Splitting of surface defect partition functions and integrable systems

TL;DR

This paper explores how surface defect partition functions in a specific supersymmetric gauge theory split into parts at special Coulomb moduli, revealing differential equations and a Bethe/gauge correspondence for each part.

Contribution

It demonstrates the splitting of surface defect partition functions at special Coulomb moduli and establishes the Bethe/gauge correspondence for each component.

Findings

Partition functions split into multiple parts at special Coulomb moduli.

Differential equations of Schrödinger and Baxter types are satisfied by these parts.

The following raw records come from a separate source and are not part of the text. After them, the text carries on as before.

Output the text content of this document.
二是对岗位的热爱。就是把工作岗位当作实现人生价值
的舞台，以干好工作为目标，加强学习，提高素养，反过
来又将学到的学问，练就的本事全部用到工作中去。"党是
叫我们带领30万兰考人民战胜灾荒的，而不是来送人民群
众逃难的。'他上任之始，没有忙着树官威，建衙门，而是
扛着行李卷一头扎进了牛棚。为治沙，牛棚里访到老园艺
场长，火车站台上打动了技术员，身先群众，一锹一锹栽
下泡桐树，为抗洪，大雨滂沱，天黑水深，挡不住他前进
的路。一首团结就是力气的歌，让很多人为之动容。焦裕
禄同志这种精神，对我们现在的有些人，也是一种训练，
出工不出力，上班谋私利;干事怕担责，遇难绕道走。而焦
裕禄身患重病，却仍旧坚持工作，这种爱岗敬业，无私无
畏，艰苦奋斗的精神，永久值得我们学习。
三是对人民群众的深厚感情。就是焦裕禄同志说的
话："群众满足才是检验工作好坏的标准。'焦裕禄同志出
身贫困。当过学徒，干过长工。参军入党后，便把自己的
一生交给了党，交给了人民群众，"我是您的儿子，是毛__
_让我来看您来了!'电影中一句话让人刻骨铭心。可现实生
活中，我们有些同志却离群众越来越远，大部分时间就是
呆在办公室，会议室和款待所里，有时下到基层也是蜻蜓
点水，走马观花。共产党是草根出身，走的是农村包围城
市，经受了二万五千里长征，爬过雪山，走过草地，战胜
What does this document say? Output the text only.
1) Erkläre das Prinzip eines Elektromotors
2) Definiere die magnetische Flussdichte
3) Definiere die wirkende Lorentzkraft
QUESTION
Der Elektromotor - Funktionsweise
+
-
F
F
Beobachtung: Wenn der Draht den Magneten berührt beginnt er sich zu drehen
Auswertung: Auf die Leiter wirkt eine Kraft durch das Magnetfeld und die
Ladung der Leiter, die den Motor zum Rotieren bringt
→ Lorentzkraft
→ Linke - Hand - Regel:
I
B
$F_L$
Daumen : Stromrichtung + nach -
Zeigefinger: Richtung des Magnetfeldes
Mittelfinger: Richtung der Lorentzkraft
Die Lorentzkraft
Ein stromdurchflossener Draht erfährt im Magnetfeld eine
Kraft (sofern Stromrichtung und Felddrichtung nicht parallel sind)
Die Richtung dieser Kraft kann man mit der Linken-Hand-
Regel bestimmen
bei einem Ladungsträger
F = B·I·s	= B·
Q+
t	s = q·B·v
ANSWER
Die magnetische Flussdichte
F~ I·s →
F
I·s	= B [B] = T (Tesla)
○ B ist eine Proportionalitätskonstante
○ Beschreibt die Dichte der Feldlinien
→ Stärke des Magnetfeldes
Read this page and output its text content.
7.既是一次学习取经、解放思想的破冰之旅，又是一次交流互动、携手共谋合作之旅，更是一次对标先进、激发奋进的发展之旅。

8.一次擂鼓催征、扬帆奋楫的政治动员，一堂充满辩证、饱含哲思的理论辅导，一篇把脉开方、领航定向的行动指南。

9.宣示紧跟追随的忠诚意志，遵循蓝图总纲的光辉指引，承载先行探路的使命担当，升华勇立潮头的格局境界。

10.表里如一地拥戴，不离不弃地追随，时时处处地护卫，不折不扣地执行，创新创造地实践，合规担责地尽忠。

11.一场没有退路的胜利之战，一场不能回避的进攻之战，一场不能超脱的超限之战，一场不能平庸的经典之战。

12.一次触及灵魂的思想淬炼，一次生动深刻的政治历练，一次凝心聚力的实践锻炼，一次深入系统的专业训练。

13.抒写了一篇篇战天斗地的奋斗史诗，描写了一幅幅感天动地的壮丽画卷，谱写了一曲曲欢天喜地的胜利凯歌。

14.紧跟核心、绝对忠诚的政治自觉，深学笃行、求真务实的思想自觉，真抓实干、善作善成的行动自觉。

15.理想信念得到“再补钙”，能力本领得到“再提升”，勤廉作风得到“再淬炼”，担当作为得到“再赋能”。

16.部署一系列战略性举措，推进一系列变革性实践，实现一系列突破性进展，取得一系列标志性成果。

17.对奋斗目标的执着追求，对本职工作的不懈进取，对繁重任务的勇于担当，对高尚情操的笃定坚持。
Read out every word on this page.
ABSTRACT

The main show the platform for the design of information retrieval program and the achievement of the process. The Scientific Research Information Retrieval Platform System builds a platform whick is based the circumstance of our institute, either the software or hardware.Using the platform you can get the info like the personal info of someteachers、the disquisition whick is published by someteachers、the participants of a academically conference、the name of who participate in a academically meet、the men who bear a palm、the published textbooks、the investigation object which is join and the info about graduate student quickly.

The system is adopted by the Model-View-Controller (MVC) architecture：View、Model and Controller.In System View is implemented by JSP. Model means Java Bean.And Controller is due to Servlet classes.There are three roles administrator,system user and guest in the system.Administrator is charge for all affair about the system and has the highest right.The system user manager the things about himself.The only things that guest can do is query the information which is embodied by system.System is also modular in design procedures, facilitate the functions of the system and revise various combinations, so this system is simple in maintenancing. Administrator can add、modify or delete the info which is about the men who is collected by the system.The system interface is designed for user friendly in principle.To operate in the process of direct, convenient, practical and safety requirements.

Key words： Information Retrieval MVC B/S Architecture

Bethe/gauge dictionary is recovered for each summand.

Abstract

We study Bethe/gauge correspondence at the special locus of Coulomb moduli where the integrable system exhibits the splitting of degenerate levels. For this investigation, we consider the four-dimensional pure $\mathcal{N}=2$ supersymmetric $U(N)$ gauge theory, with a half-BPS surface defect constructed with the help of an orbifold or a degenerate gauge vertex. We show that the non-perturbative Dyson-Schwinger equations imply the Schr\"odinger-type and the Baxter-type differential equations satisfied by the respective surface defect partition functions. At the special locus of Coulomb moduli the surface defect partition function splits into parts. We recover the Bethe/gauge dictionary for each summand.